EMSA was performed essentially as described34. Recombinant TrhO (0, 10, 20, 40, or 80 pmol) and in vitro transcribed tRNAAla1 or tRNALeu3 (20 pmol each) were incubated at 37 °C for 1 h in 10 µl of reaction mixture [50 mM HEPES-KOH (pH 7.5), 5 mM Mg(OAc)2, 100 mM KCl, 1 mM spermine, 1 mM DTT]. The mixtures were electrophoresed in 6% native polyacrylamide gel with running buffer [50 mM HEPES-KOH (pH 7.5), 5 mM Mg(OAc)2, and 1 mM DTT] in cold room. The gel was first stained with SYBR Safe (Thermo Fisher Scientific) to detect tRNA and then with Coomassie brilliant blue (Nacalai Tesque) to detect protein.

Comparative genomics

The comparative genomics approach used to identify the trhO (yceA) gene was performed with the IMG database61. The gene occurrence profile was used to select seven organisms in which cmoBA or yrrM homologs were present and trhP (yegQ) or trhP1/trhP2 homologs were absent: Ehrlichia canis str. Jake, Erwinia pyrifoliae DSM12163, Alcanivorax borkumensis SK2, Candidatus Phytoplasma asteris onion yellows OY-M, Pontibacter actiniarum sp. BAB1700, Dactylococcopsis salina PCC 8305, and Psychrobacter arcticus 273–4. Using the phylogenic profiler, 141 E. coli genes that are conserved in these seven organisms and B. subtilis were identified. According to the UniProt gene annotation, seven uncharacterized genes were picked as candidates.

Phylogenetic analysis

The phylogenetic tree of peptidase U32 (Supplementary Fig. 1) was generated as described30. Species names matched to proteins were retrieved from UniProt.

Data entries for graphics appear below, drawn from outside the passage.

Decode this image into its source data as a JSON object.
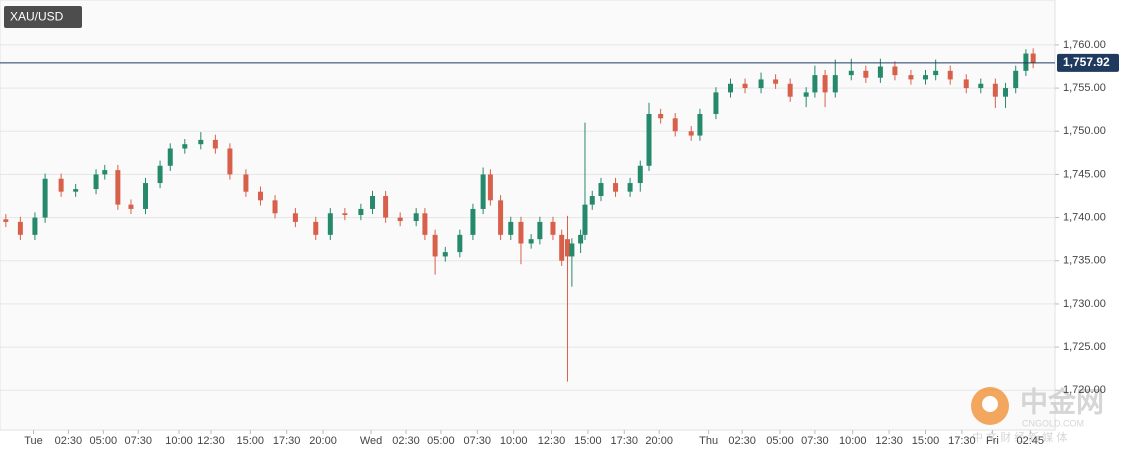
{
  "chart_data": {
    "type": "candlestick",
    "title": "XAU/USD",
    "x": [
      -1.9,
      -0.9,
      0.1,
      0.8,
      1.9,
      2.9,
      4.3,
      4.9,
      5.8,
      6.7,
      7.7,
      8.7,
      9.4,
      10.4,
      11.5,
      12.5,
      13.5,
      14.6,
      15.6,
      16.6,
      18.0,
      19.4,
      20.4,
      21.4,
      22.5,
      23.3,
      24.2,
      25.2,
      26.3,
      26.9,
      27.6,
      28.3,
      29.3,
      30.2,
      30.9,
      31.4,
      32.1,
      32.8,
      33.5,
      34.2,
      34.8,
      35.7,
      36.3,
      36.7,
      37.0,
      37.6,
      37.9,
      38.4,
      39.0,
      40.0,
      41.0,
      41.7,
      42.3,
      43.1,
      44.1,
      45.2,
      45.8,
      46.9,
      47.9,
      48.9,
      50.0,
      51.0,
      52.0,
      53.1,
      53.7,
      54.4,
      55.1,
      56.2,
      57.2,
      58.2,
      59.2,
      60.3,
      61.3,
      62.0,
      63.0,
      64.1,
      65.1,
      66.1,
      66.8,
      67.5,
      68.2,
      68.7
    ],
    "open": [
      1739.8,
      1739.5,
      1738,
      1740,
      1744.5,
      1743,
      1743.3,
      1745,
      1745.5,
      1741.5,
      1741,
      1744,
      1746,
      1748,
      1748.5,
      1749,
      1748,
      1745,
      1743,
      1742,
      1740.5,
      1739.5,
      1738,
      1740.5,
      1740.3,
      1741,
      1742.5,
      1740,
      1739.6,
      1740.5,
      1738,
      1735.5,
      1736,
      1738,
      1741,
      1745,
      1742,
      1738,
      1739.5,
      1737,
      1737.5,
      1739.5,
      1738,
      1737.5,
      1735.5,
      1737,
      1738,
      1741.5,
      1742.5,
      1744,
      1743,
      1744,
      1746,
      1752,
      1751.5,
      1750,
      1749.5,
      1752,
      1754.5,
      1755.5,
      1755,
      1756,
      1755.5,
      1754,
      1754.5,
      1756.5,
      1754.5,
      1756.5,
      1757,
      1756.2,
      1757.5,
      1756.5,
      1756,
      1756.5,
      1757,
      1756,
      1755,
      1755.5,
      1754,
      1755,
      1757,
      1759
    ],
    "high": [
      1740.4,
      1740.1,
      1740.6,
      1745.1,
      1745.1,
      1743.9,
      1745.6,
      1746.1,
      1746.1,
      1742.1,
      1744.6,
      1746.6,
      1748.6,
      1749.1,
      1749.9,
      1749.6,
      1748.6,
      1745.6,
      1743.6,
      1742.6,
      1741.1,
      1740.1,
      1741.1,
      1741.1,
      1741.6,
      1743.1,
      1743.1,
      1740.6,
      1741.1,
      1741.1,
      1738.6,
      1736.6,
      1738.6,
      1741.6,
      1745.8,
      1745.6,
      1742.6,
      1740.1,
      1740.1,
      1738.1,
      1740.1,
      1740.1,
      1738.6,
      1740.2,
      1737.6,
      1738.6,
      1751,
      1743.1,
      1744.6,
      1744.6,
      1744.6,
      1746.6,
      1753.3,
      1752.6,
      1752.1,
      1750.6,
      1752.6,
      1755.1,
      1756.1,
      1756.1,
      1756.8,
      1756.6,
      1756.1,
      1755.1,
      1757.6,
      1757.1,
      1758.3,
      1758.4,
      1757.6,
      1758.4,
      1758.1,
      1757.1,
      1757.1,
      1758.3,
      1757.6,
      1756.6,
      1756.1,
      1756.1,
      1755.6,
      1757.6,
      1759.5,
      1759.6
    ],
    "low": [
      1738.9,
      1737.4,
      1737.4,
      1739.4,
      1742.4,
      1742.4,
      1742.7,
      1744.4,
      1740.9,
      1740.4,
      1740.4,
      1743.4,
      1745.4,
      1747.4,
      1747.9,
      1747.4,
      1744.4,
      1742.4,
      1741.4,
      1739.9,
      1738.9,
      1737.4,
      1737.4,
      1739.7,
      1739.7,
      1740.4,
      1739.4,
      1739,
      1739,
      1737.4,
      1733.4,
      1734.9,
      1735.4,
      1737.4,
      1740.4,
      1741.4,
      1737.4,
      1737.4,
      1734.6,
      1736.4,
      1736.9,
      1737.4,
      1734.4,
      1721,
      1732,
      1735.9,
      1737.4,
      1740.9,
      1741.9,
      1742.4,
      1742.4,
      1743,
      1745.4,
      1750.9,
      1749.4,
      1748.9,
      1748.9,
      1751.4,
      1753.9,
      1754.4,
      1754.4,
      1754.9,
      1753.4,
      1752.8,
      1753.9,
      1752.8,
      1753.9,
      1755.9,
      1755.6,
      1755.6,
      1755.9,
      1755.4,
      1755.4,
      1755.9,
      1755.4,
      1754.4,
      1754.4,
      1752.7,
      1752.7,
      1754.4,
      1756.4,
      1757.3
    ],
    "close": [
      1739.5,
      1738,
      1740,
      1744.5,
      1743,
      1743.3,
      1745,
      1745.5,
      1741.5,
      1741,
      1744,
      1746,
      1748,
      1748.5,
      1749,
      1748,
      1745,
      1743,
      1742,
      1740.5,
      1739.5,
      1738,
      1740.5,
      1740.3,
      1741,
      1742.5,
      1740,
      1739.6,
      1740.5,
      1738,
      1735.5,
      1736,
      1738,
      1741,
      1745,
      1742,
      1738,
      1739.5,
      1737,
      1737.5,
      1739.5,
      1738,
      1735,
      1735.5,
      1737,
      1738,
      1741.5,
      1742.5,
      1744,
      1743,
      1744,
      1746,
      1752,
      1751.5,
      1750,
      1749.5,
      1752,
      1754.5,
      1755.5,
      1755,
      1756,
      1755.5,
      1754,
      1754.5,
      1756.5,
      1754.5,
      1756.5,
      1757,
      1756.2,
      1757.5,
      1756.5,
      1756,
      1756.5,
      1757,
      1756,
      1755,
      1755.5,
      1754,
      1755,
      1757,
      1759,
      1757.92
    ],
    "up_color": "#26896b",
    "down_color": "#d8604b",
    "xlim": [
      -2.3,
      70.2
    ],
    "ylim": [
      1715.4,
      1765.2
    ],
    "xticks": [
      {
        "value": 0,
        "label": "Tue"
      },
      {
        "value": 2.4,
        "label": "02:30"
      },
      {
        "value": 4.8,
        "label": "05:00"
      },
      {
        "value": 7.2,
        "label": "07:30"
      },
      {
        "value": 10.0,
        "label": "10:00"
      },
      {
        "value": 12.2,
        "label": "12:30"
      },
      {
        "value": 14.9,
        "label": "15:00"
      },
      {
        "value": 17.4,
        "label": "17:30"
      },
      {
        "value": 19.9,
        "label": "20:00"
      },
      {
        "value": 23.2,
        "label": "Wed"
      },
      {
        "value": 25.6,
        "label": "02:30"
      },
      {
        "value": 28.0,
        "label": "05:00"
      },
      {
        "value": 30.5,
        "label": "07:30"
      },
      {
        "value": 33.0,
        "label": "10:00"
      },
      {
        "value": 35.6,
        "label": "12:30"
      },
      {
        "value": 38.1,
        "label": "15:00"
      },
      {
        "value": 40.6,
        "label": "17:30"
      },
      {
        "value": 43.0,
        "label": "20:00"
      },
      {
        "value": 46.4,
        "label": "Thu"
      },
      {
        "value": 48.7,
        "label": "02:30"
      },
      {
        "value": 51.3,
        "label": "05:00"
      },
      {
        "value": 53.7,
        "label": "07:30"
      },
      {
        "value": 56.3,
        "label": "10:00"
      },
      {
        "value": 58.8,
        "label": "12:30"
      },
      {
        "value": 61.3,
        "label": "15:00"
      },
      {
        "value": 63.8,
        "label": "17:30"
      },
      {
        "value": 65.9,
        "label": "Fri"
      },
      {
        "value": 68.5,
        "label": "02:45"
      }
    ],
    "yticks": [
      {
        "value": 1720,
        "label": "1,720.00"
      },
      {
        "value": 1725,
        "label": "1,725.00"
      },
      {
        "value": 1730,
        "label": "1,730.00"
      },
      {
        "value": 1735,
        "label": "1,735.00"
      },
      {
        "value": 1740,
        "label": "1,740.00"
      },
      {
        "value": 1745,
        "label": "1,745.00"
      },
      {
        "value": 1750,
        "label": "1,750.00"
      },
      {
        "value": 1755,
        "label": "1,755.00"
      },
      {
        "value": 1760,
        "label": "1,760.00"
      }
    ],
    "grid": true,
    "price_line": {
      "value": 1757.92,
      "label": "1,757.92",
      "color": "#1e3a5f"
    }
  },
  "watermark": {
    "brand": "中金网",
    "site": "CNGOLD.COM",
    "slogan": "中 文 财 经 新 媒 体"
  }
}
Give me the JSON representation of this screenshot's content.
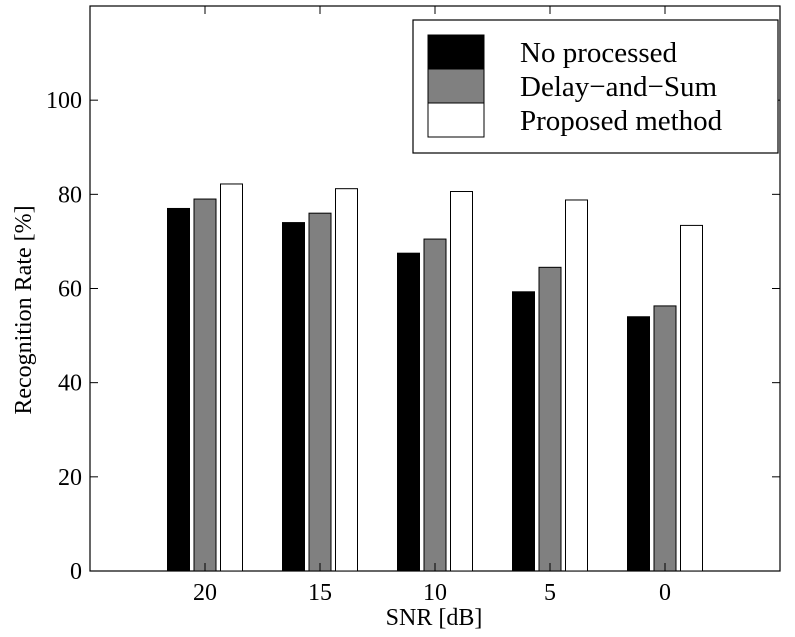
{
  "chart_data": {
    "type": "bar",
    "categories": [
      "20",
      "15",
      "10",
      "5",
      "0"
    ],
    "series": [
      {
        "name": "No processed",
        "values": [
          77.0,
          74.0,
          67.5,
          59.3,
          54.0
        ],
        "color": "#000000"
      },
      {
        "name": "Delay−and−Sum",
        "values": [
          79.0,
          76.0,
          70.5,
          64.5,
          56.3
        ],
        "color": "#808080"
      },
      {
        "name": "Proposed method",
        "values": [
          82.2,
          81.2,
          80.6,
          78.8,
          73.4
        ],
        "color": "#ffffff"
      }
    ],
    "xlabel": "SNR [dB]",
    "ylabel": "Recognition Rate [%]",
    "ylim": [
      0,
      120
    ],
    "yticks": [
      0,
      20,
      40,
      60,
      80,
      100
    ],
    "grid": false,
    "legend_position": "top-right"
  }
}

The occurrence profiles of trhO, trhP, trhP1, trhP2, cmoA, cmoB, trmR, and cmoM homologs (Supplementary Fig. 6) were retrieved from GTOP62 or the Interpro database63. To generate the phylogenetic tree, 584 organisms that are registered in the databases we used, i.e., species listed in GTOP, phyloT, and Pfam, were selected.

Reporting summary

Further information on research design is available in the Nature Research Reporting Summary linked to this article.